The above calculation is highly dependent on two assumptions. One is the discount rate and the other is the cash flows. If you disagree with these results, try the math yourself and play around with the assumptions. The DCF also does not take into account the possible cyclicality of an industry or the future capital needs of a company, so it does not give a complete picture of a company’s potential performance. Since we consider WAG payment solutions as potential shareholders, the cost of equity is used as the discount rate, rather than the cost of capital (or weighted average cost of capital, WACC) which factors in debt . In this calculation, we used 6.5%, which is based on a leveraged beta of 1.151. Beta is a measure of a stock’s volatility relative to the market as a whole. We derive our beta from the average industry beta of broadly comparable companies, with an imposed limit between 0.8 and 2.0, which is a reasonable range for a stable company.

Next steps:

While valuing a business is important, it ideally won’t be the only piece of analysis you look at for a business. It is not possible to obtain an infallible valuation with a DCF model. Preferably, you would apply different cases and assumptions and see their impact on the valuation of the business. For example, if the terminal value growth rate is adjusted slightly, it can significantly change the overall result. Can we understand why the company is trading at a premium to its intrinsic value? For WAG payment solutions, we’ve put together three fundamental elements that you should consider in more detail:

  1. Risks: Be aware that WAG payment solutions display 2 warning signs in our investment analysis you should know…
  2. Future earnings: How does WPS’s growth rate compare to its peers and the wider market? Dive deeper into the analyst consensus figure for the coming years by interacting with our free analyst growth forecast chart.
  3. Other strong companies: Low debt, high returns on equity and good past performance are essential to a strong business. Why not explore our interactive list of stocks with strong trading fundamentals to see if there are any other companies you may not have considered!

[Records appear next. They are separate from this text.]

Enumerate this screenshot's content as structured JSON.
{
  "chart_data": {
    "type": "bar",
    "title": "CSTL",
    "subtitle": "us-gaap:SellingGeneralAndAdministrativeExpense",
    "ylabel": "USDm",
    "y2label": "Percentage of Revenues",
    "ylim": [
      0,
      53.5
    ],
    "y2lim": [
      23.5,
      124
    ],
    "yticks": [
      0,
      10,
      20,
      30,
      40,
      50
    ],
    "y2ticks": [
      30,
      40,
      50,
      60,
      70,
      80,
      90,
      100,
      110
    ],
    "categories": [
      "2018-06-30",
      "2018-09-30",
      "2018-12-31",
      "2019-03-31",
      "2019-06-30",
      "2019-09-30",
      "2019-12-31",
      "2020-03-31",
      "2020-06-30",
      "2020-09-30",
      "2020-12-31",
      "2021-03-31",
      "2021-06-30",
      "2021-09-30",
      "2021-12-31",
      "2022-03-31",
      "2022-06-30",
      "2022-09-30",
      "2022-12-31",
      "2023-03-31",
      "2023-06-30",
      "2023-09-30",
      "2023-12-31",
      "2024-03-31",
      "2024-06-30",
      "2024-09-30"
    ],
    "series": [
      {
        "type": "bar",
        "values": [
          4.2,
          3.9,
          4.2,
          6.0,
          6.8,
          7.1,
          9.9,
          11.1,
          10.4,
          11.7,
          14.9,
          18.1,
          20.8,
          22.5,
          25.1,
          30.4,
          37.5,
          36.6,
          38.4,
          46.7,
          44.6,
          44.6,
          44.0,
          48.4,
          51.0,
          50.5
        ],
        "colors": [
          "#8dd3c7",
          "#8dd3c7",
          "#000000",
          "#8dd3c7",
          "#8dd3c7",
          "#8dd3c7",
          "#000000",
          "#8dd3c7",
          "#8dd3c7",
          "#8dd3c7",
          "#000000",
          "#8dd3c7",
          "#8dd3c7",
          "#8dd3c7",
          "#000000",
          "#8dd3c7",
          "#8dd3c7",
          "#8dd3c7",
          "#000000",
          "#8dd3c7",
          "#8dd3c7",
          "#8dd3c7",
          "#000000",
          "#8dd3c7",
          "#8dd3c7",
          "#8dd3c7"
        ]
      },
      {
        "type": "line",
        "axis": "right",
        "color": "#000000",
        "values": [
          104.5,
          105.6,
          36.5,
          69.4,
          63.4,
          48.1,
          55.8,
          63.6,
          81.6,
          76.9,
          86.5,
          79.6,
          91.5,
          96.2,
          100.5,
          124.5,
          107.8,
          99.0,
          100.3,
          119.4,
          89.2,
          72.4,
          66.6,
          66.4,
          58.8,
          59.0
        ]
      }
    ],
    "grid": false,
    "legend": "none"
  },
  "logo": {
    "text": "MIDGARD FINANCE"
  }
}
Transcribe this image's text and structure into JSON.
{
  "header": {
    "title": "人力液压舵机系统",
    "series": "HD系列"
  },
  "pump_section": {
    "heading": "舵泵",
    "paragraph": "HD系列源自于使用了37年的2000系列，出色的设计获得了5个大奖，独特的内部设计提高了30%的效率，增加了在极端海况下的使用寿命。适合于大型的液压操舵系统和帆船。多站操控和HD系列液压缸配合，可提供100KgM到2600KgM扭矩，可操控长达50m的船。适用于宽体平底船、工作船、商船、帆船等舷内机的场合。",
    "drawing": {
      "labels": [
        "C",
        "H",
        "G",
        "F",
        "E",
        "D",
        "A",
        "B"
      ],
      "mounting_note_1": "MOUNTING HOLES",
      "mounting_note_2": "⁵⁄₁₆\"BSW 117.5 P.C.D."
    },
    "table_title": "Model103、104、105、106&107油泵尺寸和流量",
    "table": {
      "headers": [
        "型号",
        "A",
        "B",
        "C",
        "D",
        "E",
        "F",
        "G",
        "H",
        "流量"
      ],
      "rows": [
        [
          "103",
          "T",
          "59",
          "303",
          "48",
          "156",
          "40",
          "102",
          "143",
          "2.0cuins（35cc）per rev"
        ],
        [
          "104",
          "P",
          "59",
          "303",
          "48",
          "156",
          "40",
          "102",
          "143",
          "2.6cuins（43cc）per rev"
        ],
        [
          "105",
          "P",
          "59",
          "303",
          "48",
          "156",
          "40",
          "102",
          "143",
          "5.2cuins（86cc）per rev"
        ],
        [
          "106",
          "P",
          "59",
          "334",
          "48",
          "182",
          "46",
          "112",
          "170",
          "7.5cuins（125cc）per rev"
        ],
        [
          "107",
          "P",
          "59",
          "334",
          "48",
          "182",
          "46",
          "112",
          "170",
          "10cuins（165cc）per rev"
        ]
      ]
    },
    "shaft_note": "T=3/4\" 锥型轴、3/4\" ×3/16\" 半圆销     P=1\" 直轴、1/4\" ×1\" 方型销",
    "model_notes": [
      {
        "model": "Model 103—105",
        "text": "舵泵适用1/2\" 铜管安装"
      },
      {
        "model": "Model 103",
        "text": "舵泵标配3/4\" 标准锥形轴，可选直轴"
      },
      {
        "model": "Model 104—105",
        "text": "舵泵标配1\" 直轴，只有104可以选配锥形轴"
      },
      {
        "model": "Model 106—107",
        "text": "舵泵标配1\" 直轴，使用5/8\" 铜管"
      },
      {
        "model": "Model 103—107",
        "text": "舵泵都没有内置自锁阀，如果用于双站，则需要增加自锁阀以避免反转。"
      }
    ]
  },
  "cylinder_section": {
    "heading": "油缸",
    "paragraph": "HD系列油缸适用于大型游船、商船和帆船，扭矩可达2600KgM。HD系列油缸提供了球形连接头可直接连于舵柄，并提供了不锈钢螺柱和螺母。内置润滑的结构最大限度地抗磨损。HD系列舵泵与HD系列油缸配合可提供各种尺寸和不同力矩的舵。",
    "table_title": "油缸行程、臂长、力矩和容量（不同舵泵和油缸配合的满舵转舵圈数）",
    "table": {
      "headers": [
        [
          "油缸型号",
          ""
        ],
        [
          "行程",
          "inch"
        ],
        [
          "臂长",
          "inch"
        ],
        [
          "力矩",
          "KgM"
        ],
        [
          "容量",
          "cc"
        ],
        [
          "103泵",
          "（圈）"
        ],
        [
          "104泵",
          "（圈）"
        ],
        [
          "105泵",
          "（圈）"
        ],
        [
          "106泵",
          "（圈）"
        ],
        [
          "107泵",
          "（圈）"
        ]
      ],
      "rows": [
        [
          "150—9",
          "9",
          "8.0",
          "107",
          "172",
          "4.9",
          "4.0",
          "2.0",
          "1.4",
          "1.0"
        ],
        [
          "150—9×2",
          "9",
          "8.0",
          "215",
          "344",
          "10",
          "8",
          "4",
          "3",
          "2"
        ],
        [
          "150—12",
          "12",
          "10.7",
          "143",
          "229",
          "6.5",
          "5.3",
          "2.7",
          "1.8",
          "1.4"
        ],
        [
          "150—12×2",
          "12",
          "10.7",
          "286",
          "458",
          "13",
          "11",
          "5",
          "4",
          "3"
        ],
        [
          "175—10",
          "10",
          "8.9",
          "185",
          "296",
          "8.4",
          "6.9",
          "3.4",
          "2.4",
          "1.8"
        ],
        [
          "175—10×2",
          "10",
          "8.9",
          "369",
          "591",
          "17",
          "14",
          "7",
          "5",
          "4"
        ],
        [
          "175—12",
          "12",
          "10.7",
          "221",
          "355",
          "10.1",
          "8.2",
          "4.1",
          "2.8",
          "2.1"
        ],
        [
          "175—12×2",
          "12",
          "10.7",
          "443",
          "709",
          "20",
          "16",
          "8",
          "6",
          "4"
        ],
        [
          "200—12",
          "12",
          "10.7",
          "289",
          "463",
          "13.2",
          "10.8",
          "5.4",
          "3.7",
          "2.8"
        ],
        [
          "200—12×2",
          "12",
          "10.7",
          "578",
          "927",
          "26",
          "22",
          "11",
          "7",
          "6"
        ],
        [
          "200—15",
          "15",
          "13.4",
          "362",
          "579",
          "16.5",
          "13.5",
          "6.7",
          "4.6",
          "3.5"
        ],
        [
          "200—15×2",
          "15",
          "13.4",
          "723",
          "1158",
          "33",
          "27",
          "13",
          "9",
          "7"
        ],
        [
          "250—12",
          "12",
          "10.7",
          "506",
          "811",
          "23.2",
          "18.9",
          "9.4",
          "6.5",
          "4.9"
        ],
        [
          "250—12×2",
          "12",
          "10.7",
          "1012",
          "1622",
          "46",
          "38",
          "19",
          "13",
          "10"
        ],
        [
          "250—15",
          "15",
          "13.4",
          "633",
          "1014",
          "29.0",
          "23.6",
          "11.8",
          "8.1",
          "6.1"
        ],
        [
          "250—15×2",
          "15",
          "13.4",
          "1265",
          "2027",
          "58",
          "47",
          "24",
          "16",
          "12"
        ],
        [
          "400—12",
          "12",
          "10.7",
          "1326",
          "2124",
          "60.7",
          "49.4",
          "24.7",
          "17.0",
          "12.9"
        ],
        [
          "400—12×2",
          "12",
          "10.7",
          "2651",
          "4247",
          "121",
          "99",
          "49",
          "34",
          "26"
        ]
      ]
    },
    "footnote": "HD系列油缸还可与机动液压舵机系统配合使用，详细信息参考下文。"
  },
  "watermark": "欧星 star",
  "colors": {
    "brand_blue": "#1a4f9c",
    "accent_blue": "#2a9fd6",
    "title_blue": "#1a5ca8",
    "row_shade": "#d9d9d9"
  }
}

PS. Simply Wall St updates its DCF calculation for every UK stock daily, so if you want to find the intrinsic value of any other stock, just search here.

This Simply Wall St article is general in nature. We provide commentary based on historical data and analyst forecasts only using unbiased methodology and our articles are not intended to be financial advice. It is not a recommendation to buy or sell stocks and does not take into account your objectives or financial situation. Our goal is to bring you targeted long-term analysis based on fundamental data. Note that our analysis may not take into account the latest announcements from price-sensitive companies or qualitative materials. Simply Wall St has no position in the stocks mentioned.